Assistant Professor, Dept. Of Computer Science and Engineering,
Babu Banarasi Das Institute of Technology and Management Lucknow, Uttar Pradesh, India.
I. Abstract
The main application of natural language processing is to analyze the author's sentiment within a given context. Sentiment analysis (SA) aims to determine the accuracy of the underlying emotion expressed in the context. It has been employed in various fields such as stock market prediction, social media analysis of product reviews, psychology, judiciary, forecasting, disease prediction, agriculture, and more. Numerous researchers have made significant contributions in these domains, yielding valuable outcomes that facilitate a quick understanding of the overall summary. Additionally, sentiment analysis plays a crucial role in comprehending genuine feedback shared across platforms like Amazon, TripAdvisor, and others.

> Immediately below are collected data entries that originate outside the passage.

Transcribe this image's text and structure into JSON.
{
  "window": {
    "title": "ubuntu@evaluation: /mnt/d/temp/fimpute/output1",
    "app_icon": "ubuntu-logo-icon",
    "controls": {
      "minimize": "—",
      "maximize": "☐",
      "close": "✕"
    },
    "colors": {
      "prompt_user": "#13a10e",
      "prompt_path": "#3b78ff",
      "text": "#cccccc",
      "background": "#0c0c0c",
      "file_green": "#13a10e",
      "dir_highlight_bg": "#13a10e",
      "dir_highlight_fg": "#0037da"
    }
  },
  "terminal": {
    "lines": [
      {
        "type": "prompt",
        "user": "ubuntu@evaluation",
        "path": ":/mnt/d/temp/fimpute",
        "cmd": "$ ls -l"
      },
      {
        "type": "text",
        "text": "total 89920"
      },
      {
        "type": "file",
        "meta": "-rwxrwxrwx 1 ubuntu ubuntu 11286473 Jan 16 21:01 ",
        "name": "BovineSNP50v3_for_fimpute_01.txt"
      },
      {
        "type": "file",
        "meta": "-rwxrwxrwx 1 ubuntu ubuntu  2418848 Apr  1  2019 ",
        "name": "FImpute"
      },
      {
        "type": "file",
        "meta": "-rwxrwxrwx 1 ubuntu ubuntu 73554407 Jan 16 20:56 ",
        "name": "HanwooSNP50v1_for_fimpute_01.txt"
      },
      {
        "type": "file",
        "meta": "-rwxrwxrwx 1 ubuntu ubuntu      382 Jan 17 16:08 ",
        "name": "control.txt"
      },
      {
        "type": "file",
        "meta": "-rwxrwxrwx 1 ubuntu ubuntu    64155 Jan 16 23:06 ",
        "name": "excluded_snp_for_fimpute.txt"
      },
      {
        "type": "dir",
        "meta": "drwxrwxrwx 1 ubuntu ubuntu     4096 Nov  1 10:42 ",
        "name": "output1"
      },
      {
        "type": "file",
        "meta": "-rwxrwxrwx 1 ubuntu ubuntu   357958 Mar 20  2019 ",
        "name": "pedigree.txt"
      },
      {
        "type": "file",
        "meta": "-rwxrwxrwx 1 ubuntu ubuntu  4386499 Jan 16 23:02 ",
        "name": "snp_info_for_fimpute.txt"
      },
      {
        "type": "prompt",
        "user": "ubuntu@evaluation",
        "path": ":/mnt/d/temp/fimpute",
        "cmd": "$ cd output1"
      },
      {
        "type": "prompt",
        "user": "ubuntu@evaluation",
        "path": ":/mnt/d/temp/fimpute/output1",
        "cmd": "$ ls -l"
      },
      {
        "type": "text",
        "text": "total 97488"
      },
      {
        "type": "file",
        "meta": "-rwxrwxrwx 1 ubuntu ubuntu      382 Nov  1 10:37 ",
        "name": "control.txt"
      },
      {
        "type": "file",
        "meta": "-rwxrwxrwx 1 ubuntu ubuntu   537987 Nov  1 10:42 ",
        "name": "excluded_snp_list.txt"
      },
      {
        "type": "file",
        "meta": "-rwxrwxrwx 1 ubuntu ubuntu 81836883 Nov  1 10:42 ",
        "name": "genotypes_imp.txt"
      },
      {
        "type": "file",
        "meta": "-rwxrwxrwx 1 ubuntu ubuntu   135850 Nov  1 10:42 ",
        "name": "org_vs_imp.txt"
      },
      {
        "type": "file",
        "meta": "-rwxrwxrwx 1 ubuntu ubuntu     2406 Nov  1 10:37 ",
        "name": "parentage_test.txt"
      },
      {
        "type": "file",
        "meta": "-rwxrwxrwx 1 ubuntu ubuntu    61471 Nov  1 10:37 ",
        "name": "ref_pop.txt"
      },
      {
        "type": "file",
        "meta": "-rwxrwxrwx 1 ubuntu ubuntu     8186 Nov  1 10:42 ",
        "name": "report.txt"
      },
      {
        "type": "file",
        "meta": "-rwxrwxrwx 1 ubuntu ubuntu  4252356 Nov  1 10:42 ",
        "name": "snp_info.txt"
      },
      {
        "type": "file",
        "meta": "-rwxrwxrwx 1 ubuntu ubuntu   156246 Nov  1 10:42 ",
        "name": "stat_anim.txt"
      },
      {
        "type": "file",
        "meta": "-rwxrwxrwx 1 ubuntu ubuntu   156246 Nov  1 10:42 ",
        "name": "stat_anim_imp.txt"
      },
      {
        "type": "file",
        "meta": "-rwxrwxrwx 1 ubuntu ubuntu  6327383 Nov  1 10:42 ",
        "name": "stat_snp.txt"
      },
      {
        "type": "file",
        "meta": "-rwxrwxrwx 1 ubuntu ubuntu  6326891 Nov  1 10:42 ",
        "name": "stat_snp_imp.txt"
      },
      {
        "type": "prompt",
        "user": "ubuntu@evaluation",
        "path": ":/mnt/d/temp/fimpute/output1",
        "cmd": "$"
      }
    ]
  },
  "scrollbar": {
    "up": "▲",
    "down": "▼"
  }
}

This comprehensive survey aims to review some of the most important research conducted to date and provide an overview of sentiment analysis models within the domain of emotion AI-driven SA. Furthermore, this work explores sentiment analysis applied to different types of data, including images and speech. Visual sentiment analysis endeavors to understand the emotional impact of images on individuals. Despite being a relatively new field, a wide range of techniques has been developed to address various data sources and topics, resulting in a substantial body of research. Therefore, this paper considers a structured formalization of the problem that is commonly employed for text evaluation and discusses its applicability in the context of visual sentiment analysis. The paper also highlights recent challenges and examines progress towards more sophisticated systems and practical applications, offering a summary of the insights gained from this study.
Keywords: Emotion AI, Sentiment Analysis, multi-lingual, Machine-learning, Neural-Networks, Visual Sentiment analysis.